Los Dioses que habitan en la cima del Fujiyama la llaman a voces, transportando en su lengua de viento olores y sonidos, recuerdos. Llevándose a su paso los pensamientos amargos que la atormentan, arrancando de sus manos las hojas del diario que escribe desde el abandono. Otro más. Hojas y hojas, palabras, y frases dolorosas, adornadas con lágrimas que deforman las letras. Hojas que vuelan a su alrededor como pájaros enfadados, como golondrinas de origami, como un amor; y se alejan. Al ponerse en pie, al darse la vuelta, recibe la bofetada de las deidades, secándole la cara con el vendaval que se forma a su alrededor. Extiende las manos hacia los lados y percibe que las amplias mangas del kimono ondean con fuerza, que su pelo se agita fiero. Y al cerrar los ojos se imagina saltando desde la cima, empujada por una mano celestial, y cae al vacío, como sus lágrimas; el viento le golpea la cara, le ciñe el vestido al cuerpo, le extirpa los malos pensamientos.

Aishiteru, escucha.

Aishiteru…

El corazón golpea frenético contra las costillas. Las piernas le tiemblan, no sabe si de nervios, frío o haber escuchado su voz.

Aishiteru, escucha de nuevo.

Y la sonrisa de almendro florece, agrietando los surcos olvidados de sus lágrimas. Al darse la vuelta no ve más que la planicie por donde se deslizan las hojas de su vida, y los surcos que albergan los cerezos que un día vieron nacer su amor, y ahora observan en silencio cómo la locura se apodera de su dueña.

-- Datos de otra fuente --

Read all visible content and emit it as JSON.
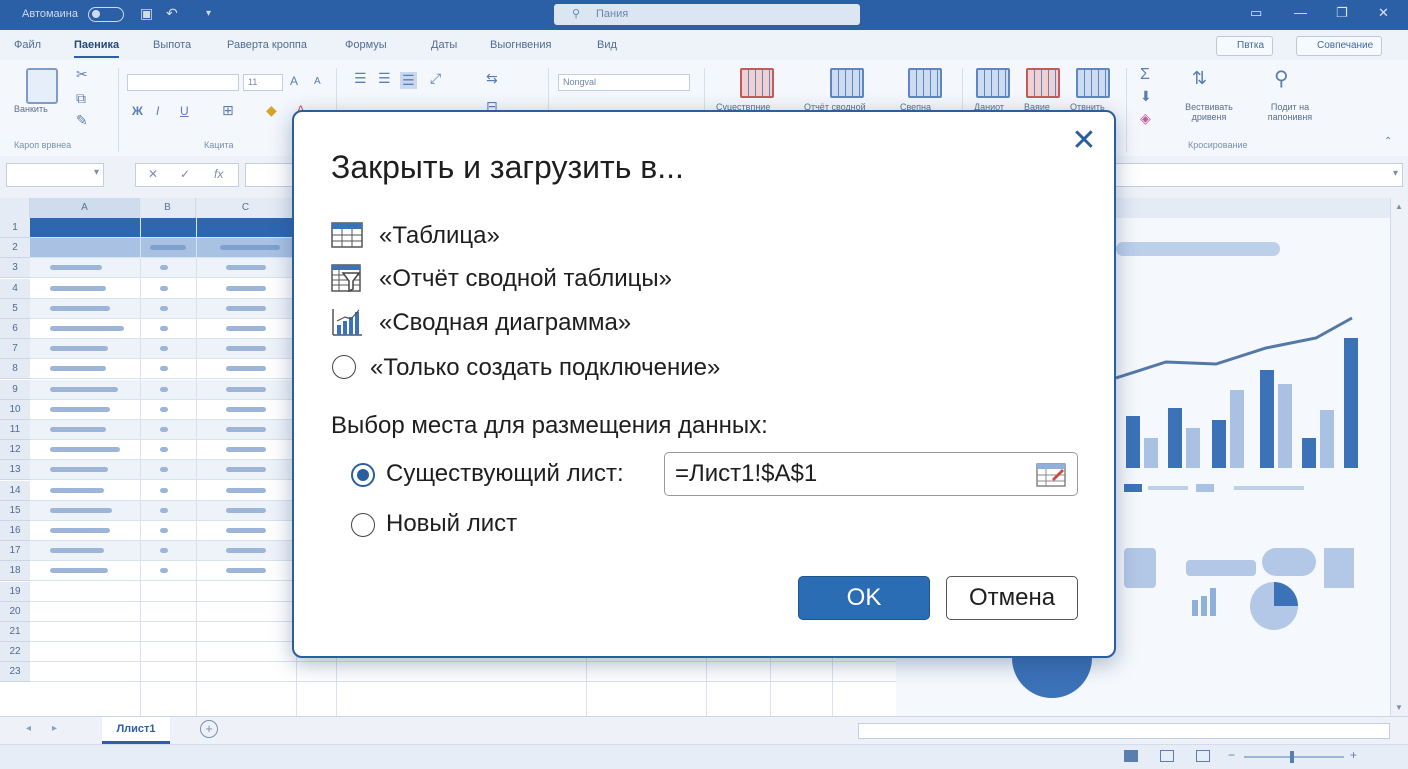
{
  "window": {
    "autosave_label": "Автомаина",
    "search_placeholder": "Пания"
  },
  "ribbon": {
    "tabs": [
      "Файл",
      "Паеника",
      "Выпота",
      "Раверта кроппа",
      "Формуы",
      "Даты",
      "Выогнвения",
      "Вид"
    ],
    "active_tab": "Паеника",
    "share_label": "Пвтка",
    "comments_label": "Совпечание",
    "clipboard": {
      "paste_label": "Ванкить",
      "group_label": "Кароп врвнеа"
    },
    "font": {
      "size": "11",
      "group_label": "Кацита"
    },
    "number_format": "Nongval",
    "styles_labels": [
      "Суцествпние",
      "Отчёт сводной",
      "Свепна"
    ],
    "cells_labels": [
      "Даниот",
      "Ваяие",
      "Отвнить"
    ],
    "editing": {
      "sort_label": "Вествивать дривеня",
      "find_label": "Подит на папонивня",
      "group_label": "Кросирование"
    }
  },
  "sheet": {
    "columns": [
      "A",
      "B",
      "C"
    ],
    "rows": [
      "1",
      "2",
      "3",
      "4",
      "5",
      "6",
      "7",
      "8",
      "9",
      "10",
      "11",
      "12",
      "13",
      "14",
      "15",
      "16",
      "17",
      "18",
      "19",
      "20",
      "21",
      "22",
      "23"
    ],
    "tab_name": "Ллист1"
  },
  "dialog": {
    "title": "Закрыть и загрузить в...",
    "options": [
      {
        "label": "«Таблица»",
        "icon": "table-icon"
      },
      {
        "label": "«Отчёт сводной таблицы»",
        "icon": "pivot-table-icon"
      },
      {
        "label": "«Сводная диаграмма»",
        "icon": "pivot-chart-icon"
      },
      {
        "label": "«Только создать подключение»",
        "icon": "radio"
      }
    ],
    "placement_label": "Выбор места для размещения данных:",
    "existing_sheet_label": "Существующий лист:",
    "existing_sheet_selected": true,
    "range_value": "=Лист1!$A$1",
    "new_sheet_label": "Новый лист",
    "ok_label": "OK",
    "cancel_label": "Отмена",
    "accent_color": "#2a5f9e"
  }
}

Los cerezos, la única compañía que hasta entonces la escuchaba, se vieron acompañados por un pequeño estanque habitado por dos carpas. Y todo fluía en armonía, pues ellos eran el nacimiento, la vida y la muerte; y ellas la semilla interior del ser que, cuando esté preparado, convertirá en dragón. La escritora las miraba con desdén, viendo sus horribles rostros de largos bigotes. El viento sopló una vez más, aullando entre los árboles, haciendo temblar la superficie del estanque. Todas las fuerzas giraban en torno a ella, pero no comprendía las metáforas que le anunciaban. Sólo veía sombras de las ramas que se proyectaban sobre el agua temblorosa, y las carpas que danzaban juntas, mofándose de ella.

         Más lágrimas que resbalaban.

Más pensamientos dolorosos.

Daisuki.

El viento trajo con él la golondrina de origami, magullada, sucia; y la depositó sobre la superficie del estanque. Una de las carpas giró sobre sí misma y se lanzó en su busca, atrapándola y haciéndola desaparecer en las profundidades.

Aishiteru.

Quizá ya estaba preparada.

Se adentró en la casa, dejando atrás el alboroto de hojas desperdigadas por el campo, como la simiente de su amado, como el recuerdo que arrancará de su interior a golpe de tecla.

Al sentarse, colocó sobre la máquina de escribir una golondrina idéntica, hecha por ella.

Domo arigato gozaimasu, Rinri —pronuncia pausadamente—. Aishiteru.